The 24 Hours of Le Mans is the endurance race of endurance races. It takes the category to its most extreme. The most difficult thing to do when racing at the Circuit de La Sarthe is simply endure. Make it through to the end. Through blinding sun down the straight toward Indianapolis. Through insidious misting rains in the high-speed Porsche corners. Through dangerous passes where participating drivers might or might not have the visibility and/or awareness to make for a safe, successful maneuver.
Porsche logged its 99th and 100th class wins (GTE Pro and GTE Am) at Le Mans this weekend. Audi marked its 12th overall win. Some are tempted to brush off these accomplishments as if they were pre-ordained. Throw enough money at racing, they say, and you’ll win. Keep doing it, and you’ll keep winning; it’s inevitable. There’s an element of truth to that. Money does matter. But that flyby sentiment misses the reality—that human beings still must exert extreme effort to make for the desired end result. And human beings, no matter what they are paid, are fallible. Especially when faced with a long period of time, as they are at Le Mans.
This axiom of human fallibility is what makes modern auto racing so great. As the machines become more and more robust and precise and capable, they force the human team leaders, engineers, mechanics, and drivers to rise to an ever-higher standard and execute at an ever-higher level. At Le Mans, all participant human beings must maintain the highest conceivable alertness and awareness for every millisecond of a full 24-hour period in order not only to hope for victory, but to avoid disaster. Thus, no racing win of any kind is ever inevitable. Every racing win is elusive and frustrating and unlikely and exhausting, and is therefore exhilarating when it comes about. At Le Mans in particular, any victory is an incredible accomplishment—Tom Kristensen’s nine victories at Le Sarthe is perhaps the nearest thing to ‘achieving the impossible’ that I can think of.
However, when a victory does not come about, it is sometimes more than frustrating—it is fatal.
The racing community faced this reality once again on Saturday, June 22nd, 2013 when Aston Martin Racing driver Allan Simonsen experienced a spin near entry to the Tertre Rouge corner just prior to the Mulsanne straight. The crash occurred on an incredibly slick part of the track—note the other cars of various types spinning in the same spot just moments before—in only the first hour of the race. His Vantage GTE impacted the trackside barrier rear-first at such a speed that the wall itself needed an hour’s repair. Simonsen was reportedly conscious when extracted from the car, but he succumbed to his injuries while being attended to at the Circuit Medical Center.

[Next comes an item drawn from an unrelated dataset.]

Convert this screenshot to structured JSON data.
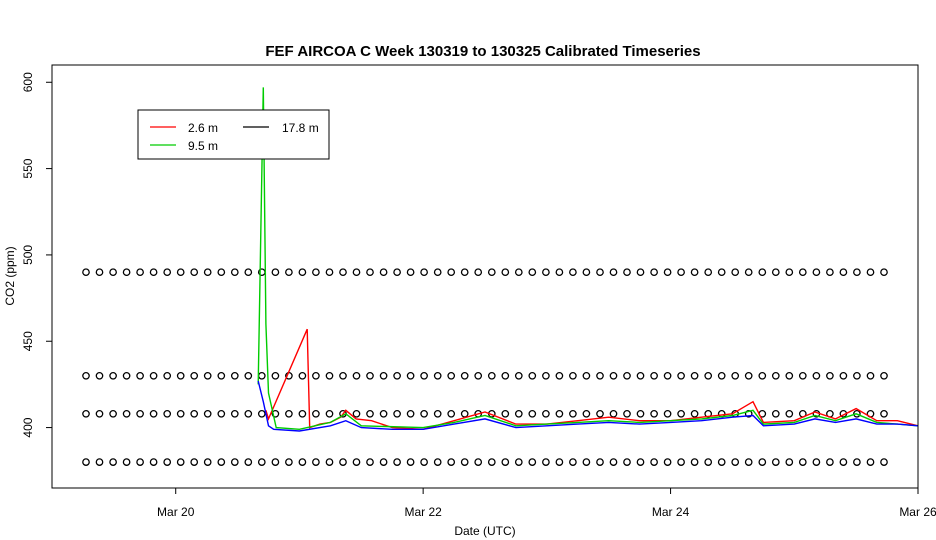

Simonsen was 34. He had a child. He had the usual career track: Formula Ford, Formula 3, British GT, the Le Mans Series. His Twitter feed was that of a busy professional racer—short, to the point, full of shout-outs to fellow racers, mentions of cars (racing and otherwise), and complaints about air travel. The 2013 Le Mans 24 Hours was his seventh. He had been chosen to drive a brilliant car (the Astons were fastest in testing and qualifying) made by a prestigious manufacturer celebrating its hundredth year of existence. He was in his prime and living the dream.
As you can see, his family urged Aston Martin to continue its efforts despite their loss. AMR did just that, running neck-and-neck with Porsche until the last hour, when an ill-timed safety car period brought on by one of the race’s many rain showers knocked Aston out of range of the podium’s top step and forced them to settle for third.
The fact is, though, that death could have visited any of the thousands of people out racing cars on this summer weekend. Anytime a driver straps on a race car and goes out onto a track intending to be the fastest, it might be the last thing he or she ever consciously does. Thankfully and rightfully, racing has taken many steps to minimize this risk, and driver fatalities occur much less frequently than they used to. Still, if there is anything inevitable about racing, it is certainly not victory—it is death, and drivers know it. That is why Simonsen’s family urged his team to continue to battle—no racer would have it any other way.
Congratulations to Audi and Porsche and all of those who worked so hard to enable them to reach the 2013 Le Mans podium’s top step. Condolences, most heartfelt, to Allan Simonsen’s family, especially to his young one.